Low-carbon hydrogen at Stanlow

Meanwhile, Tripathi said EET's 350-MW, phase one, low-carbon or ‘blue’ hydrogen project at Stanlow has received planning permission approval and is in the final stage of securing the Final Investment Decision by FY25 (ending March 2025).

This project, in the HyNet cluster in the northwest of England, aims to reduce carbon dioxide emissions by producing low-carbon hydrogen with carbon capture. Eni will transport and store the carbon dioxide.

EET will produce the low-carbon hydrogen via Auto Thermal Reforming and use it for decarbonization of the Stanlow Refinery.

“In the second phase, 1 GW (additional) low carbon hydrogen production is expected for which necessary permissions are being sought,” Tripathi said.

“About 60% of that will meet our refinery requirement and the rest will go to nearby industries.”

The potential off-takers in the industrial zones are mostly ceramic, chemical and glass firms, which are now in discussions with EET about term sheets, prices and timelines for future purchases of low-carbon hydrogen.
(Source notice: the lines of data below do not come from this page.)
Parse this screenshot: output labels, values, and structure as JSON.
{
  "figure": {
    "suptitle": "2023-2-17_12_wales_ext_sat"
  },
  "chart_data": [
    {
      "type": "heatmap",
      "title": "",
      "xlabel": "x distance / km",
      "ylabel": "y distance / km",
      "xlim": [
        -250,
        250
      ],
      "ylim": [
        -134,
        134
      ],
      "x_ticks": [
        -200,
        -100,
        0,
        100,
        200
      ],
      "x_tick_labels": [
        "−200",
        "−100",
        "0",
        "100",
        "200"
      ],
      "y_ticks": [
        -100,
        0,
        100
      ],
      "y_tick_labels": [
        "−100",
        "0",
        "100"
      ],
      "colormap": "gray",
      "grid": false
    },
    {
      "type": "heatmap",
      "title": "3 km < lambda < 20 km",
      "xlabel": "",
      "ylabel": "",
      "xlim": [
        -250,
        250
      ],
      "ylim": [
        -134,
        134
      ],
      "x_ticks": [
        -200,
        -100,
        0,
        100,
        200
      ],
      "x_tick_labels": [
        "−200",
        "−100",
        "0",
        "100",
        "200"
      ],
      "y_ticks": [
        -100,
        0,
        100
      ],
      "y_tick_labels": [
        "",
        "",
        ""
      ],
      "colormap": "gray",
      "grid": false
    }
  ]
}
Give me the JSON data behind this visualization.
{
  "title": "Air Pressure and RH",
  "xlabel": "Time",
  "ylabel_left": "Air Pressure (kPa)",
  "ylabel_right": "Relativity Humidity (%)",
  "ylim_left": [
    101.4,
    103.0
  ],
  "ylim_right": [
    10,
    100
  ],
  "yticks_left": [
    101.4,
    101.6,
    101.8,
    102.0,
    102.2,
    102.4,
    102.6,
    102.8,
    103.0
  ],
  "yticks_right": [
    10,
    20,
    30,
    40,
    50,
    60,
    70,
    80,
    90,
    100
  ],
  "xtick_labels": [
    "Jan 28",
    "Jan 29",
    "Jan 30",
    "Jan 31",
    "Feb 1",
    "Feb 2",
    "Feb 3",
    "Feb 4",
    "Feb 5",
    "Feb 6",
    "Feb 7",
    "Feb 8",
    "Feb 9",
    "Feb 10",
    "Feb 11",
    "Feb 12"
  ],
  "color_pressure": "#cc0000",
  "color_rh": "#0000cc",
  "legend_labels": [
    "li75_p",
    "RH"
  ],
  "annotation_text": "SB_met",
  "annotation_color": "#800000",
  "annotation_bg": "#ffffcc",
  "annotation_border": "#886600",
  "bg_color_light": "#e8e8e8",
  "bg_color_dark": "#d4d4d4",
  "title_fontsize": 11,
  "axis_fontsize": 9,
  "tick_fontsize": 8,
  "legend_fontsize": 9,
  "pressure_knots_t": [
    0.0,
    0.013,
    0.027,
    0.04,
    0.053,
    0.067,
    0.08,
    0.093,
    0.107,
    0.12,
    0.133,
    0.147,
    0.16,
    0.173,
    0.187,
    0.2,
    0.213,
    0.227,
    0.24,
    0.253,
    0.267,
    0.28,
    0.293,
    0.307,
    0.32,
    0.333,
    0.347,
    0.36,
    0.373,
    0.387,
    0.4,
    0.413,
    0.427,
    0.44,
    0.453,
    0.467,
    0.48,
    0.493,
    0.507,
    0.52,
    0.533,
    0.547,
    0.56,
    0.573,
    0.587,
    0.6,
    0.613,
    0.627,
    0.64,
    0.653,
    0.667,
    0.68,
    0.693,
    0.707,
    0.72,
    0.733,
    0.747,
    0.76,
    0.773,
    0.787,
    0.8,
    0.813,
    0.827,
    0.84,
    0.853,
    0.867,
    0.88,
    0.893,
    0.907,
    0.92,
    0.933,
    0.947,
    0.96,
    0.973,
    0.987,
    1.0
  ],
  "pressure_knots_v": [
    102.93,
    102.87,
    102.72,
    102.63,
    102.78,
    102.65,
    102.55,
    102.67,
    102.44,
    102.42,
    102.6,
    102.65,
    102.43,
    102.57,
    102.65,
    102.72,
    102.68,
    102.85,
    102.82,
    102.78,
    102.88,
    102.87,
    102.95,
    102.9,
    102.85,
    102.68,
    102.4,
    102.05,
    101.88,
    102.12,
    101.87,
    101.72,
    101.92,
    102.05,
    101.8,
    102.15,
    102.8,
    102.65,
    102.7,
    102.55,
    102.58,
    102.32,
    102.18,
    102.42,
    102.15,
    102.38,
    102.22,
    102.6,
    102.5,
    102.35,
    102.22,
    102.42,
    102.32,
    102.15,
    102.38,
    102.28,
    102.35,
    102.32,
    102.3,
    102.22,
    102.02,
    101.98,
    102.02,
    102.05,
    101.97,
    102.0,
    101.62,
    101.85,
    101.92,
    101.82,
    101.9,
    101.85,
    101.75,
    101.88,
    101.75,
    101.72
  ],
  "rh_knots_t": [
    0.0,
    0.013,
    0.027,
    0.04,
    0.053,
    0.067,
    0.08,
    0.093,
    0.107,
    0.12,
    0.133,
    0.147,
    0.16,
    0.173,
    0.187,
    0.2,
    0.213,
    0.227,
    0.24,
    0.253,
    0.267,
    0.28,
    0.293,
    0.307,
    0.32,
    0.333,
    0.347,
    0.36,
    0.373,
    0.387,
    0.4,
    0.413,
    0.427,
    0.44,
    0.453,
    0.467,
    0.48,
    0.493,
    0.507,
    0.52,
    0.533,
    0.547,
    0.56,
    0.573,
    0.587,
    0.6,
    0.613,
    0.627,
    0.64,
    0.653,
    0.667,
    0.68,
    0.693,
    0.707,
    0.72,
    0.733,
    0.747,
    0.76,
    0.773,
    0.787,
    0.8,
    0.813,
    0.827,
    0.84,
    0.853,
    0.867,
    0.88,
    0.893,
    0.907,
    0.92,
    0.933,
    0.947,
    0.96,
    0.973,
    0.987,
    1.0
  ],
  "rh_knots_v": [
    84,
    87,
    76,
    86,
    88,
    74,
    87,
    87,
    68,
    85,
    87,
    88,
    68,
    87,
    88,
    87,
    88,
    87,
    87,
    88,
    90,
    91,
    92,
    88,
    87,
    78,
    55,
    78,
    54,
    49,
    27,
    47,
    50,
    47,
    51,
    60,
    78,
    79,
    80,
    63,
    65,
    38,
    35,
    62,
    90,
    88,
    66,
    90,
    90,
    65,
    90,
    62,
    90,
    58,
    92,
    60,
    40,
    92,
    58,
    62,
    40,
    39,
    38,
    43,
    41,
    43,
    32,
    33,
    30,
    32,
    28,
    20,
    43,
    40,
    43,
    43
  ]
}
The UK government awarded GBP21.7 billion ($28.5 billion) in funding for carbon capture and low-carbon hydrogen projects under its Track 1 industrial cluster decarbonization program for HyNet and the East Coast Cluster around Teesside in the northeast Oct. 4.

With investment close to $3 billion, EET is aiming to commission the first phase of the low-carbon hydrogen project in the UK by end-2026-early 2027, and the second phase by 2029, according to Tripathi.

Separately, EET will partner with UK gas-fired power generator SSE Thermal for the Gowy Green Hydrogen project. The initial phase will be sized to 40 MW of electrolyzers and supply will be targeted at industrial off-takers in the region. Tripathi said an alkaline electrolyzer for the project had been shortlisted.

Stanlow Refinery has a refining capacity of 10 MMt/y and supplies a range of conventional fuels including about 2 billion liters/year of jet fuel to the UK and other European markets, according to the company.

Geopolitical conflicts

Tripathi said geopolitical conflicts will expedite renewable energy adoption as people would see renewable hydrogen and renewable energy production as an alternative to oil and gas.

“In the Middle East where not just supplies but trade routes could get affected, people would like to see what they produce locally in their regions which is not contingent upon supplies coming from the Middle East,” Tripathi said.

“The whole global trade will definitely have an impact for some time, prices may go up, freight rates may go up too and insurance will have an issue. So people will try to push renewables as early as possible.”

Essar plans to add 10 GW of energy in the next decade in India to its energy portfolio. As much as 8 GW will be renewable power and 2 GW will be thermal power at its existing 1.2 GW power plant at Salaya.